Читать «В доме Шиллинга (дореволюционная орфография)» онлайн - страница 88

Евгения Марлитт

– Кто-жъ этому повѣритъ, мамзельхенъ! Конечно они не настоящіе, самое большее богемскіе, – сказалъ Робертъ. – Да еслибъ и такъ. Барыня говорила, что они потеряли все состояніе во время американской войны, можетъ быть, имъ и удалось спасти кое-что, но на долго ли? Когда мы не будемъ болѣе кормить всю компанию, – не могутъ же они вѣчно оставаться въ домѣ Шиллинга, – тогда придется спускать камень за камнемъ, – вѣдь надо же ѣсть!… Денегъ у нихъ нѣтъ – это вѣрно. Смотрите, теперь мы выдаемъ на все, и они будутъ жить на чужой счетъ, пока не вернется баронесса и не положитъ этому конца.

Но гнѣвъ слуги увеличился еще болѣе, когда на другой день привезли рояль, который донна де-Вальмазеда „притащила“ съ собой изъ Америки.

„Собака и рояль“ въ домѣ Шиллинга – двое осужденныхъ, не имѣвшихъ доступа въ домъ!

Съ нетерпѣніемъ ждали минуты, когда баронесса вернется и найдетъ у себя такой подарокъ – вотъ такъ славная будетъ штука.

He мало досады причиняли молчанье и скромность прибывшихъ слугъ. У негровъ, которые довольно хорошо говорили по-нѣмецки, пропадало кажется всякое пониманіе, когда заговаривали о положеніи ихъ господъ по ту сторону океана: они даже ни разу не отвѣтили „да“ или „нѣтъ“ на всѣ настойчивые вопросы, а горничная Минна, на жизнь и смерть преданная своей госпожѣ, также никогда не сообщала никакихъ свѣдѣній. Однажды только, на вопросъ о супругѣ донны де-Вальмазеда, она отвѣчала, что донна все равно что и не была замужемъ. Ея женихъ былъ тяжело раненъ въ битвѣ и за часъ до смерти обвѣнчанъ съ ней полковымъ священникомъ. Это сообщеніе сдѣлало молодую вдову интересной въ глазахъ мужского персонала, а добродушная мадемуазель Биркнеръ горько плакала о ея трагической судьбѣ; но и послѣ этого никто не осмѣливался приблизиться къ ней, – всѣ ея боялись и робко отступали, когда прекрасная женщина мимоходомъ обращала въ ихъ сторону взглядъ своихъ черныхъ бархатныхъ глазъ и холодно окидывала имъ присутствующихъ.

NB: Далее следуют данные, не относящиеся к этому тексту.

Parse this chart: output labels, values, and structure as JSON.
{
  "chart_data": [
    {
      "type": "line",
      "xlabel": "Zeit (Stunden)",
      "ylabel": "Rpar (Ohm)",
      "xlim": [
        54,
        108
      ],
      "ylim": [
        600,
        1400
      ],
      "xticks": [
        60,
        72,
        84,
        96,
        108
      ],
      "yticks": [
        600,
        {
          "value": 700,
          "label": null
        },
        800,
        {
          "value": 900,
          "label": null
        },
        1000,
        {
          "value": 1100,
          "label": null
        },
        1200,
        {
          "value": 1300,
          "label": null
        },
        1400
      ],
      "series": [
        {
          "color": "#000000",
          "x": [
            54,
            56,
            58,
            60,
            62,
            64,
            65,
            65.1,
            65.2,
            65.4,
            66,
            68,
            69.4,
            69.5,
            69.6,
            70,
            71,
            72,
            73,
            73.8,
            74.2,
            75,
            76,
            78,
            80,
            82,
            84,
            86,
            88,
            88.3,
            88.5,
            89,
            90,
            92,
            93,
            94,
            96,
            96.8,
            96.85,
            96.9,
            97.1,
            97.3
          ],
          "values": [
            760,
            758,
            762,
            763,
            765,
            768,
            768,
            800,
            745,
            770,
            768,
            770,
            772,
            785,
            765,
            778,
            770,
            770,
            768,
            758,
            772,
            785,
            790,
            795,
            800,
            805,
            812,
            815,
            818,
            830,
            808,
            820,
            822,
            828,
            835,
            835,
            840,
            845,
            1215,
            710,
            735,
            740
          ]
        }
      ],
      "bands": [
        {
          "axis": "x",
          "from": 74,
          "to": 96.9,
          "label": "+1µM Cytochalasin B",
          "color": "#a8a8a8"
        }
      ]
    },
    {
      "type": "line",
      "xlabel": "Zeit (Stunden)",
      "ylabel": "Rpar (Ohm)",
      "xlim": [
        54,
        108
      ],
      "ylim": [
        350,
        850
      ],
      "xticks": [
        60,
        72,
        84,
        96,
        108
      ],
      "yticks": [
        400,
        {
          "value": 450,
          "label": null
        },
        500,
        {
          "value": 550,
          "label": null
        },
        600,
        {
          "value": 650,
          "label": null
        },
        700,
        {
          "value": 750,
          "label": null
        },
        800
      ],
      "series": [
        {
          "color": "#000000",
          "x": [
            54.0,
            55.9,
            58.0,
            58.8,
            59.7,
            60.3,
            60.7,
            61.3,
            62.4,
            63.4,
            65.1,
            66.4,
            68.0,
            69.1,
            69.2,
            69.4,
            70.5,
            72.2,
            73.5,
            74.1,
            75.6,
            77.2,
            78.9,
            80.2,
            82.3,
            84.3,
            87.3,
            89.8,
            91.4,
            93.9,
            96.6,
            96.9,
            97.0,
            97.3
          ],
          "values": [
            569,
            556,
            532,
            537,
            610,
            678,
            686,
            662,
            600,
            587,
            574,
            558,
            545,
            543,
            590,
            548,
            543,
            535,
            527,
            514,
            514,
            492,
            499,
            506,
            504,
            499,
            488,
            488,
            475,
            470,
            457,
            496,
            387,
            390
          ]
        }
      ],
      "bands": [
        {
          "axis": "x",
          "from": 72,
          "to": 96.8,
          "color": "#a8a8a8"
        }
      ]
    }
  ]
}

Она только разъ въ день выходила изъ своихъ комнатъ, чтобы пройтись по платановой аллеѣ, пересѣкавшей большой садъ; въ переднемъ саду она еще не была ни разу, а также никогда не приближалась къ мастерской. Иногда казалось, что ее какъ будто тянуло туда, гдѣ за широкой стеклянной стѣной зеленѣли знакомые листья, изъ-за которыхъ сверкали серебристыя струи фонтана, но она всегда возвращалась назадъ съ одного и того же мѣста, точно отсчитывала платановые стволы. И хозяинъ дома строго уважалъ невидимыя границы, за которыми уединялась дочь тропиковъ, питавшая такое отвращеніе ко всему нѣмецкому. Онъ избѣгалъ встрѣчъ съ ней, для него, казалось, началась заря новой жизни съ пріѣздомъ дѣтей въ его тихій пустынный домъ, – мольбертъ былъ покинутъ и краски высохли на палитрѣ.

– Еслибъ это видѣла барыня, – говорили между собой слуги, когда видѣли его идущимъ по саду съ маленькой Паулой на рукахъ. Дѣвочка запускала рученки въ его прекрасную курчавую бороду и нѣжно прикасалась бѣлокурой головкой къ его смуглому лицу; а онъ поднималъ ее высоко, чтобы показать ей птичьи гнѣздышки въ вѣтвяхъ кустарниковъ или бросалъ съ Іозе камни въ прудъ и вмѣстѣ съ радостнымъ дѣтскимъ крикомъ раздавался его веселый смѣхъ.